Um dispositivo que favorece a economia no mundo real, mas tem especial utilidade nos testes, é o alternador que recarrega a bateria apenas durante desacelerações e freadas. Outro recurso útil em ambas as situações é o sistema de parada e partida automática do motor. Sua maior vantagem verifica-se em ciclos com paradas mais longas, como o NEDC. Pode haver influência de questões culturais do consumidor e de preços dos combustíveis, mas o dispositivo tem sido bem mais comum na Europa que nos Estados Unidos. Há casos, como o Porsche Panamera, em que o mercado europeu recebe o carro com o sistema habilitado como padrão, enquanto os norte-americanos precisam acioná-lo após cada partida para que atue.
Diversas empresas foram pegas tentando burlar os testes de aferição de produção, que conferem se o carro fabricado mantém os números do homologado
Sobre o dispositivo, cabe observar muitos fatores são considerados para que a central eletrônica decida desligar ou não o motor durante uma parada, como temperatura do motor e do catalisador, carga e condição da bateria, consumo elétrico (faróis, sistema de áudio, aquecimento de bancos e outros) e a demanda ao ar-condicionado.
Mas existem também brechas nas legislações que permitem melhorar os resultados do veículo testado sem benefícios ao consumidor.
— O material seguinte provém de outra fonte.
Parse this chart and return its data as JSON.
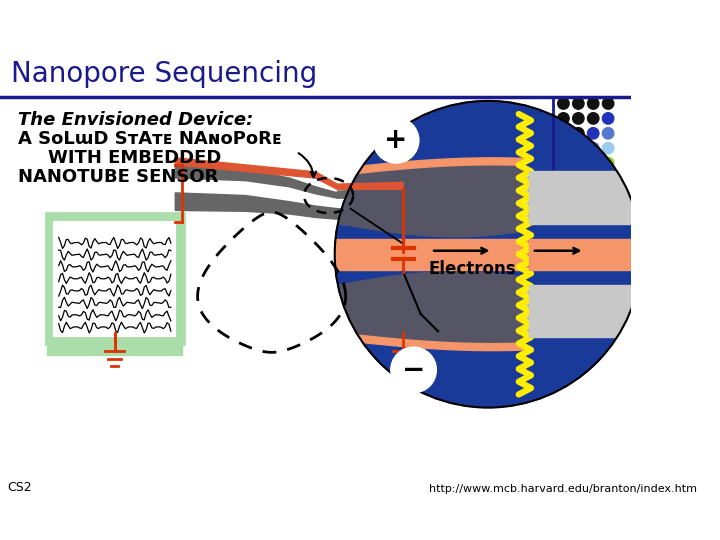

Como dito acima, o dinamômetro deve aplicar a resistência ou carga que o veículo encontraria no mundo real. A maneira mais simples de descobrir a força total de resistência que o veículo sofre (arrasto aerodinâmico e resistência ao rolamento dos pneus) é o teste de movimento por inércia (coastdown em inglês). É feito em pista bem longa e com o mínimo possível de vento, levando o veículo até certa velocidade como 130 km/h, colocando em ponto-morto e medindo o tempo que leva para parar. Como se sabe o peso exato do carro, basta calcular as forças que o desaceleram em função da velocidade. Nos gráficos a seguir, a força e a potência necessária para cada velocidade.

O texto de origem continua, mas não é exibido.